Jumlah anggota koperasi saat ini baru 33 orang. Koperasi juga membawahi tiga KUB Nelayan (KUB). Setiap KUB memiliki sekitar 30-50 anggota. Untuk anggota KUB hubungan langsungnya dengan ketua KUB. "Nanti ketua KUB yang berhubungan langsung dengan pimpinan koperasi," paparnya.
Salah satu keuntungan lain menjadi anggota koperasi adalah dalam pengurusan izin. Menurut Hendi, anggota tak perlu susah payah untuk mengurus izin melaut. Mereka juga tak perlu mengeluarkan uang. "Kami bantu seluruhnya," kata Hendi.

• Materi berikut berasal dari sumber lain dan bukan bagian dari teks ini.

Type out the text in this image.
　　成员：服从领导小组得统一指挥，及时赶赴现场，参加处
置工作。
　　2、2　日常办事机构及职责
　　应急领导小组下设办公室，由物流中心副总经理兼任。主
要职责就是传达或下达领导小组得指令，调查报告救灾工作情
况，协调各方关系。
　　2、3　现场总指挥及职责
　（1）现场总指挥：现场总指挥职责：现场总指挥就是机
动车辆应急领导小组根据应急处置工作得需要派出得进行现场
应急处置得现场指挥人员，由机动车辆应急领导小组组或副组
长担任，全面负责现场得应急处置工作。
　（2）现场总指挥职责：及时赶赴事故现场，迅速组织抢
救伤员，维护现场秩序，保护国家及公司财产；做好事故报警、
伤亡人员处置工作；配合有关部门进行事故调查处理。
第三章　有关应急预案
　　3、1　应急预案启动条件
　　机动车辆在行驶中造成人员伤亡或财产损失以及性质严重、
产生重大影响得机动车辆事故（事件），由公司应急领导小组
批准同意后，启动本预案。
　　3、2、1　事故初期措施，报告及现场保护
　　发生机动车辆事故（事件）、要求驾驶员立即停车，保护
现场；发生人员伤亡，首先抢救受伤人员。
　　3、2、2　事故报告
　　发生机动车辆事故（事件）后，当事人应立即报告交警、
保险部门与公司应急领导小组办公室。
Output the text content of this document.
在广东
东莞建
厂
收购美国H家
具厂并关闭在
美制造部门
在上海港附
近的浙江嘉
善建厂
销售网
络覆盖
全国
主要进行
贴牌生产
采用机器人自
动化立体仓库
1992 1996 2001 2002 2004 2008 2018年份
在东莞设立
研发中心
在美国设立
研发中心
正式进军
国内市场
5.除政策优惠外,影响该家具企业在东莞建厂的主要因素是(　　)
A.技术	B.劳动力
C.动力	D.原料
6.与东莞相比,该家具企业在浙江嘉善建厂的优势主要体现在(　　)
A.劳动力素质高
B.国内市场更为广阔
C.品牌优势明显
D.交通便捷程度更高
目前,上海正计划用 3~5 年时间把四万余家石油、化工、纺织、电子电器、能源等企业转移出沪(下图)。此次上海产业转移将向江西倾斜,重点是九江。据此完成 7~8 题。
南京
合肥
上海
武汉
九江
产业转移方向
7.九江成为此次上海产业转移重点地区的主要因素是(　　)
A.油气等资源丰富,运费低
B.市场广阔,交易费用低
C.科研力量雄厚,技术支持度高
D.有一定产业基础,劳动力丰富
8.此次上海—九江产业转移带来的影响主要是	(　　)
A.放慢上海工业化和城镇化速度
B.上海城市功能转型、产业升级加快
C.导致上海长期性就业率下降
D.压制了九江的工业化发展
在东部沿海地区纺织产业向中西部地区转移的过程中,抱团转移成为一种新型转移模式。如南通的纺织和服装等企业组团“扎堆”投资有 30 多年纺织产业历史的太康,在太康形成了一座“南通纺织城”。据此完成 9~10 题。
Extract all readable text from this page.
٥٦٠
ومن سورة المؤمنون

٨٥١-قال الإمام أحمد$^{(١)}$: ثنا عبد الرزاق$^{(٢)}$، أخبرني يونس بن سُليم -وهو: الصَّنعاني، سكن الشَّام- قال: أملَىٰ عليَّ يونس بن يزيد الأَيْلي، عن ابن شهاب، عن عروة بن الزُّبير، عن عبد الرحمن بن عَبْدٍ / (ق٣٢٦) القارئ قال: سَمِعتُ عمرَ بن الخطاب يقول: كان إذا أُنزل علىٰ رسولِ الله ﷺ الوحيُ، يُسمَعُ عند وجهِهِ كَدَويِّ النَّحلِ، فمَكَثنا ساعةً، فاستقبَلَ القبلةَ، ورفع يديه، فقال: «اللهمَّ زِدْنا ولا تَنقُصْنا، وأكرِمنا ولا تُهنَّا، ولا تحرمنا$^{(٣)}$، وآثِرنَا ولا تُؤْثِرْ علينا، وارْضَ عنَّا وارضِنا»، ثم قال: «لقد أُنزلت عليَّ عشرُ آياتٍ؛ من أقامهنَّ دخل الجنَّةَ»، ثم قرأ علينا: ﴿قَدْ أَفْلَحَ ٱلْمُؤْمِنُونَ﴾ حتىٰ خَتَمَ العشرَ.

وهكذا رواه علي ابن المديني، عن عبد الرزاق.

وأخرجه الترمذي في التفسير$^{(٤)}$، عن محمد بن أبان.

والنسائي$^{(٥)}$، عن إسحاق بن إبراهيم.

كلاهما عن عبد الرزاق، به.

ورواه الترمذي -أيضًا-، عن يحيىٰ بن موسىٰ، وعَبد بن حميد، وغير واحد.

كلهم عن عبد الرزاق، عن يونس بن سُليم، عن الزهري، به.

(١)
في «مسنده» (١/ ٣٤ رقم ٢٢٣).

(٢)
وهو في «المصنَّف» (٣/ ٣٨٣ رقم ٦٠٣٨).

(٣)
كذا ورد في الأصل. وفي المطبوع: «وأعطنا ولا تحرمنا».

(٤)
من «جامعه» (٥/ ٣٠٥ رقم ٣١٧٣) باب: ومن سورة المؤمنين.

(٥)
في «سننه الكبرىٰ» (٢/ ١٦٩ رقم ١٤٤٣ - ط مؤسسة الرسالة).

Untuk masuk menjadi anggota, nelayan membayar iuran perdana sebesar Rp 500 ribu dan bulanan Rp 50 ribu. Uang iuran itu untuk kas dan kebutuhan organisasi. Selain itu, para anggota juga mendapat fasilitas asuransi melaut.
Bertemu rutin
Hendi tak mau organisasi koperasi yang dipimpinnya mati suri atau hanya berkegiatan jika pas ada bantuan. Untuk itu ia sering mengajak anggota berdiskusi mengatasi kendala-kendala yang dihadapi saat melaut.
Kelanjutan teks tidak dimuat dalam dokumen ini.